Following the succes of the 1983 Camel Land Rover One Ten, Land Rover Netherlands ordered a batch of Ninety models in Sandglow, a 70’s Leyland colour made famous by the Camel Trophy. As the limited edition Camel One Ten that preceded it, it was specced with a myriad of options that made the 90 look like the participating vehicles in the Camel Trophy. In 1984 it was already decided that the 1985 Camel Trophy in Borneo would use 90 models instead of 110 Land Rovers.

These colour photographs, taken somewhere in the early nineties, show one of the limited edition Camel Land Rover Ninety models that were sold in The Netherlands. The ‘van’ registration BT-11-NP was issued in late 1986, which could mean this was registered two years after it went on sale, or it’s registration was changed to ‘commercial vehicle’ for tax reasons. As of 2021, the Dutch DVLA no longer holds records for BT-11-NP, so it is either scrapped, exported or reregistered.

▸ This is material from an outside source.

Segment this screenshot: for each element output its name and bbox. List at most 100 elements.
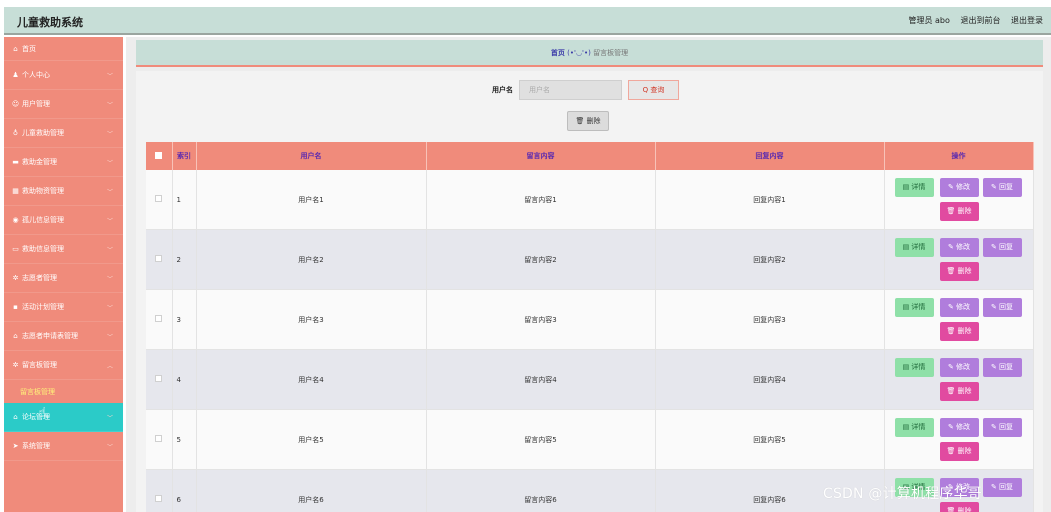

Apart from the hideous aftermarket wheels, this Camel 90 looks very standard, it is even fitted with a few period Land Rover extras, like the electric Warn drum winch, galvanized roofrack and rear ladder. The front seats are upholstered in ‘County’ spec Brushwood trim:

The Camel Land Rover Ninety featured a County Hardtop interior

The Camel Ninety came standard with an extra bonnet mounted sparewheel (another sparewheel was fitted to the rear door), bushbar with two spotlights, raised air intake, ‘exclusive Camel striping’ and underseal treatment. The Camel 90 shown in the sales leaflet did not have the Camel striping and was fitted with a different raised air intake from the final production model:

The Camel Ninety in the sales brochure lacked striping and had a different raised air intake

Optional extras were a Warn drum winch, roofrack, rear ladder, sand ladders, roofrack mounted spotlights, roofrack mounted jerrycans and bumper mounted tow eyes. Price without optional extras was 42.500 Dutch guilders, or less then 20.000 euro’s.

Both sides featured ‘Camel’ striping, but there was no mention of ‘Camel Trophy’ anywhere on or in the vehicle.